And I wonder if this is part of the reason why.
I went through a very big Ellie Goulding phase.
Yeah, I'll beat you to it.
A big one.
And just loved her and loved her music
and what she was about.
And then I remember saying to you
in like the last couple of years or however many years,
I'm like, where is she? Like did she go? I know she had a baby
and she met her husband and all that stuff. But I was kind of like, we haven't
really heard or seen much of her. But this makes a lot of sense. And I
can't even imagine what it would be like someone
who's so famous like that and you struggle with
this crippling disease
where you can't control your mind.
No.
You know?
And it would just be so debilitating.
And then you have to be forced into really public situations.
It would just be so debilitating and it makes a lot of sense.
And I think it's just so courageous of her to post something like that.
So good on her.
That's the latest live out of Los Angeles
with our Hollywood correspondent, Dean McCarthy.
Bree and Clint.
Bree's Psychic Radio.
She's back with a special Christmas edition, Clint.
I was thinking about Psychic Radio today.
And how amazed you've been across the year?
I was trying to think of where it came from,
and I'm pretty sure Psychic Radio came from the depths of lockdown,
where we were like, oh, God.
What else can we do?
There's no one on the roads.
And it's one of the things.
There's no one in their cars.
That has stuck around, surprisingly, to everyone.
It's where Bree tries her best to prove that she is psychic,
or at least has psychic abilities.
It has had mixed results.
Look, I'm going to put my sixth sense to the test.
And here's how it's going to work.
We're going to get someone on.
I'm going to ask them a few questions.
And then I'm going to attempt using my psychic abilities
to guess what is something they want for Christmas.
Producers, have these people told you what they want for Christmas so you will know whether
it's right?
They have indeed.
We can hold them accountable.
Okay, cool.
Okay, well let's start with Ange.
Hi, Ange.
G'day, Ange.
Hi.
Before we start this process and before I hand you over to our resident psychic, you
do know what you want for Christmas, don't you?
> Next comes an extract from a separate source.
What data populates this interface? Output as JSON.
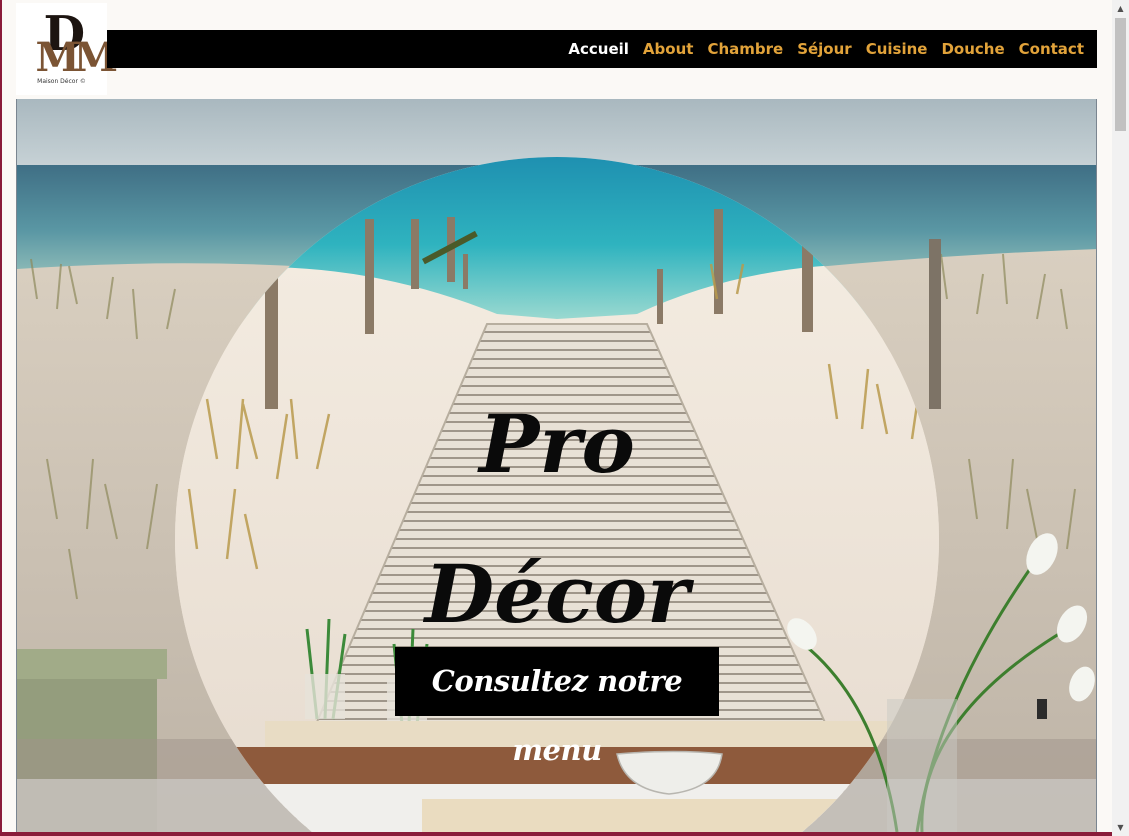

I do know what I want for Christmas.
All right, you're in the hands of Brie Thomas.
Now, Ange, I need to kick this off by right, you're in the hands of Brie Thomas.
Now, Ange, I need to kick this off by asking,
do you want a bunch of different things or just one thing?
I just want one thing.
Okay, all right.
I'm just channeling my chakras.
Ange, are you single or taken?
I am taken.
Okay.
Married?
No.
She wants an engagement ring.
No, I don't.
What do you want for Christmas, Ange?
I want to spend more time with my family.
Pretty much the same thing. Yes, mate.
We have currently assumed to be a one-year-old daughter
and my side of the family live a couple of hours away from us.
Yeah.
So I would like to spend more time with them over the Christmas period.
You want some more free babysitting.
That's what I was meant to say, Ash.
Okay, she's none from one.
Let's go to Charlotte.
Hi, Charlotte.
G'day, Charlotte.
Hi.
Charlotte, are you clear in your mind about what you want for Christmas?
Yes.
I'd like to offer a psychic lifeline.
Can I just check, Charlotte, the thing that you want?
Angers was beautiful, what she wanted.
It was pretty hard to guess, to be honest.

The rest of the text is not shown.